In recent years, many recording engineers have upgraded their digital recorders with new A/D converters. Instead of producing 16-bit digital tapes, whose codes can be copied straight to CD, most of the latest converters produce 20-bit recordings. If these are transferred directly to CD, the bottom 4 bits in each digital word are simply cut off, producing the same quantizing distortion as in a undithered recording.

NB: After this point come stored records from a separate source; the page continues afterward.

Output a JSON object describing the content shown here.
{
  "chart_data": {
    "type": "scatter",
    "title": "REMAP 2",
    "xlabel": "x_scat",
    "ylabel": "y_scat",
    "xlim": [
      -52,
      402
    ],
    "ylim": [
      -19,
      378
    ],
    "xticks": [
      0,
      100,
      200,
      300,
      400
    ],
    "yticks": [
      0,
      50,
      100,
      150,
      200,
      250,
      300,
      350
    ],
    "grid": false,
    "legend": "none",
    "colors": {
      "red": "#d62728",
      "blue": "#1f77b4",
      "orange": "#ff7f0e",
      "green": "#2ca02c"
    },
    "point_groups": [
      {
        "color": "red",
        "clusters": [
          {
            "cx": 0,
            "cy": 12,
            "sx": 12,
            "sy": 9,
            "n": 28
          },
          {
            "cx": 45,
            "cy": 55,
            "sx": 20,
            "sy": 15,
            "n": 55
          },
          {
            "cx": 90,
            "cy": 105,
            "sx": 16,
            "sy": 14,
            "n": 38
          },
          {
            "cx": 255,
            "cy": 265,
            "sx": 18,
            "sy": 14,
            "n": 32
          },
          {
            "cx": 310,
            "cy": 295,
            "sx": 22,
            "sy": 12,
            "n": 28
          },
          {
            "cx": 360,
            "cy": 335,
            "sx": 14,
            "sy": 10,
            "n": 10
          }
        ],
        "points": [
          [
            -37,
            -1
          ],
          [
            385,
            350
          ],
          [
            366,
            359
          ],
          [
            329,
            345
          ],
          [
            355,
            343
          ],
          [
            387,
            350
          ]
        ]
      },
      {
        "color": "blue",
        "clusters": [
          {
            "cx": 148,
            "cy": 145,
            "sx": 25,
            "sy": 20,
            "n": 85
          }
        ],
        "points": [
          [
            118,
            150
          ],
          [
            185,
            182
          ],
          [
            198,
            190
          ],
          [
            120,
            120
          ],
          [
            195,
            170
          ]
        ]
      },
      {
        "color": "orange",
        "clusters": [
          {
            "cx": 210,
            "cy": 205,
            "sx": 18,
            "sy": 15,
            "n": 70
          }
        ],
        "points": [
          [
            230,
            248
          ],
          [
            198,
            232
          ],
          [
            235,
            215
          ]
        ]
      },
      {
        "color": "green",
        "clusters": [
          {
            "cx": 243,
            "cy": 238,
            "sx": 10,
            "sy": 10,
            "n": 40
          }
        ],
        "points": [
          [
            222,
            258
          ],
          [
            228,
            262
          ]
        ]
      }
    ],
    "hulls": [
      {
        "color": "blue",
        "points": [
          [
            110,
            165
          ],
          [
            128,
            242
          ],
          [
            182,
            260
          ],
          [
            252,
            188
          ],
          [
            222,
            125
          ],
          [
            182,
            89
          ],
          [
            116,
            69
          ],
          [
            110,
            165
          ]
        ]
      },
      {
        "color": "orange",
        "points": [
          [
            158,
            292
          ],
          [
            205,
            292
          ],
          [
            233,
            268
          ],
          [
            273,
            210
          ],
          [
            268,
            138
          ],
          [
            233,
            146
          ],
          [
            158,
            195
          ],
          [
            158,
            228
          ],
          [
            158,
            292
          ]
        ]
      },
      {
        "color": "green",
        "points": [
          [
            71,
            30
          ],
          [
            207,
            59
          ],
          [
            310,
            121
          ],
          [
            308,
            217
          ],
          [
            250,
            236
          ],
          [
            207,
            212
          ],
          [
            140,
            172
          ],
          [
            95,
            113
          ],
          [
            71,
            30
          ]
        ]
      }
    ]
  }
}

The challenge of transferring 20-bit recording to CD has led to a fresh appreciation of the role of dither. The distortion that truncation would introduce can be prevented by simply redithering the signal when it is reduced from 20-bit to 16-bit format, but several manufacturers have gone a step farther by designing processors that accept a 20-bit signals and apply "noise-shaping" while recording the signal into 16-bit words that will fit onto a CD. Examples include the Apogee Electronics UV-22, Meridian 618, Sony's Super Bit Mapping (SBM), and Deutsche-Grammophon's 4D process.